Wednesday, October 24, 2007

Appetizer #4

Scarfing chocolate. Walking uphill. That glorious moment just before sleep when your thoughts escape their pen and spill down the hillside, woolly and lost, into black. Simple pleasures are easy enough to understand. They're like a small, nonthreatening math problem, the kind where a single operation tips the brain into dopamine-soaked resolution. I'm an enthusiastic proponent of simple pleasures.

But then there's the fried pickle. As far as my chastened taste buds can make out, the fried pickle is an anemic, thinly sliced, unrefrigerated Vlasic dipped in a batter consisting of equal parts salt, bleached flour, and faux-lard before being fed the the roaring maw of the deep fryer. In case you had doubts, let me assure you that the fried pickle is, in fact, disgusting. Revolting, even. Wet, slimy, unconscionably salty (this from a woman who has been known to lick salt off the plate) and possessed of a subtle yet distinctive chemical aftertaste. The fried pickle is not your friend.

And yet, there is something overwhelmingly pleasurable about ingesting the fried pickle. It's a dodgy, perverse kind of pleasure, lurking somewhere in the correspondence between the physical object (pickle) and the mental paradigm of "truly foul." It's that match-up -like dropping the last puzzle piece into its slot- that's so profoundly satisfying. Here's the fried pickle; now here's this little mental constellation. See how they fit together!

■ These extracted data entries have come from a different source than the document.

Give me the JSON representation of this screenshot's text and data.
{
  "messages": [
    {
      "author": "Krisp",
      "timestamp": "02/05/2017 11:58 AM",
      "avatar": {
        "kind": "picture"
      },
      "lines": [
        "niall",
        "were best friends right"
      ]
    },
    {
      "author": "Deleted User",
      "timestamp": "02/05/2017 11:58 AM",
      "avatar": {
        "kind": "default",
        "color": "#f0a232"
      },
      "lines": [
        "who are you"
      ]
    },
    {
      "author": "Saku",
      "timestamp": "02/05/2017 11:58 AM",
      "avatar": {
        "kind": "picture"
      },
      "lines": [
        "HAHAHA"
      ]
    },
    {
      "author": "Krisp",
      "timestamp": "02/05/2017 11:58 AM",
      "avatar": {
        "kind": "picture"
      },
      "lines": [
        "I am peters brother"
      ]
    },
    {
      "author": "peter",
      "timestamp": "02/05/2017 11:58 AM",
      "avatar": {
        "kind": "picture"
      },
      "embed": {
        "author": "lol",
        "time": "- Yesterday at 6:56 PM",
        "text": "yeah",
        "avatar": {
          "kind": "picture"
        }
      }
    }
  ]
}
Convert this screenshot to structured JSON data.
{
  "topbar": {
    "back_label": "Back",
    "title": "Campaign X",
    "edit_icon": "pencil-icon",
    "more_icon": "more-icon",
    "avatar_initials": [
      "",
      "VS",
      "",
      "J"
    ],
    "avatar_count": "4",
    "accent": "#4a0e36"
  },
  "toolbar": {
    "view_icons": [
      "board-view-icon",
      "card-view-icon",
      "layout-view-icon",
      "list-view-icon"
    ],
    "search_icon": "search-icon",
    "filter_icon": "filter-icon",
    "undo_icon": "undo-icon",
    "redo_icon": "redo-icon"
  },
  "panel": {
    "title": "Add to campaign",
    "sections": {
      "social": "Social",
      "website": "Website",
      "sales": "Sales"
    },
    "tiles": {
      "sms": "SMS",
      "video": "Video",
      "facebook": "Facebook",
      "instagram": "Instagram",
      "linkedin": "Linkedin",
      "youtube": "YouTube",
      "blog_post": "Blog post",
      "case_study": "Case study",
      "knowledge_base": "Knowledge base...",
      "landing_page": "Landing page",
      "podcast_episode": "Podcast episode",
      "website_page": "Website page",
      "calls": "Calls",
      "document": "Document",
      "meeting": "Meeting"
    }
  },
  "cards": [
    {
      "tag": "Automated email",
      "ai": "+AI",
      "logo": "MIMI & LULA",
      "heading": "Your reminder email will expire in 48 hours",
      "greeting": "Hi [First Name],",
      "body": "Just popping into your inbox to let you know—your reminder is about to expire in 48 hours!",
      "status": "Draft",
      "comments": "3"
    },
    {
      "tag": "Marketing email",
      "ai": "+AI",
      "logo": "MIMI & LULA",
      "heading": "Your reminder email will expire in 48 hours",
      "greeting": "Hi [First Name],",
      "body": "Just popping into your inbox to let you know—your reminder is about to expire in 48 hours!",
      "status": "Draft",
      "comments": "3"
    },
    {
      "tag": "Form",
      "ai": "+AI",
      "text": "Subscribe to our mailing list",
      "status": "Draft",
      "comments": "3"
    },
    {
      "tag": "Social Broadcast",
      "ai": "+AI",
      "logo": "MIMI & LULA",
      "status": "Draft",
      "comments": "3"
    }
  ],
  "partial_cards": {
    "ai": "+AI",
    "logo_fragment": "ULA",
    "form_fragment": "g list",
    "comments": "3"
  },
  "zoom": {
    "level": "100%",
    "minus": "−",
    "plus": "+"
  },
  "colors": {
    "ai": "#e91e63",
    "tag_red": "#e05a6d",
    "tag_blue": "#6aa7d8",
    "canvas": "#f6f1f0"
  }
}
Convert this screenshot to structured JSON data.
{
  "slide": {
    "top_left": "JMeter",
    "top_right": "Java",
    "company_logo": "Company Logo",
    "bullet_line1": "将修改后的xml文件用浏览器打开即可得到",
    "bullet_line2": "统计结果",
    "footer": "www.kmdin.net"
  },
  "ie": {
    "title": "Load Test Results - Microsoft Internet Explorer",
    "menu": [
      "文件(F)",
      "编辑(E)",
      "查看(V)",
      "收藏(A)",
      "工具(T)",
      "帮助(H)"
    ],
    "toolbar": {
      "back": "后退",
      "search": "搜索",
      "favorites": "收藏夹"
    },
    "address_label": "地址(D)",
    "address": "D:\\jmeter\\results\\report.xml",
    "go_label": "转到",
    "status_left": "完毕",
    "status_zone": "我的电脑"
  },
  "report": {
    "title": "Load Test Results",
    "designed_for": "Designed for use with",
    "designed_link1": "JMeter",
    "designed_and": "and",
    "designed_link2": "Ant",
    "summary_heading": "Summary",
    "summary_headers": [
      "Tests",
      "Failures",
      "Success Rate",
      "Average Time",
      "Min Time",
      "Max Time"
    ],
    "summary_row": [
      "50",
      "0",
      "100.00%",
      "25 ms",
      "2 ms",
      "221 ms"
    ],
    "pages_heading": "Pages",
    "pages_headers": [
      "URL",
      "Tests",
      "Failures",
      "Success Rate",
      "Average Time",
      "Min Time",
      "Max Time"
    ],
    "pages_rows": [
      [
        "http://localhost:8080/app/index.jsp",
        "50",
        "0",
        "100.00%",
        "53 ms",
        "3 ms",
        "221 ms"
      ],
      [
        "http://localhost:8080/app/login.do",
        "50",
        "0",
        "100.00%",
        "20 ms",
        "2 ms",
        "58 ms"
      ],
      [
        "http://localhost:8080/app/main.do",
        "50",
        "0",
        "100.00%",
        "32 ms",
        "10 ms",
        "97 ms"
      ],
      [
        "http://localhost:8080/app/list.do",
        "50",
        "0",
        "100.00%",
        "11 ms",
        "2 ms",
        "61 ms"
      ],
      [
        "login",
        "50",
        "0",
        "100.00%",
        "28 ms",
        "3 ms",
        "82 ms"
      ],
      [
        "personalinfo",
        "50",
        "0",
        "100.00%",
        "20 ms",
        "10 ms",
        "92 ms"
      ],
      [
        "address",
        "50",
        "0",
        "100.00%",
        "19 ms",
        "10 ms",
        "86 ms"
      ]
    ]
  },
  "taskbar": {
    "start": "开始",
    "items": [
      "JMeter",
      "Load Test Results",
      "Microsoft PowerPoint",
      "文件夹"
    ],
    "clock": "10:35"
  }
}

With the fried pickle, then, we have ascended the rocky slope of the complicated pleasure. Complicated pleasures are bizarre, often dangerous beasts, feeding off the unstable activity of the forebrain as opposed to the more predictable impulses of the primitive nervous system. Complicated pleasures require mental constructs, intermediaries between sense and reaction. Complicated pleasures, and I speak from experience, give you heartburn.

But I wouldn't leave the restaurant without them.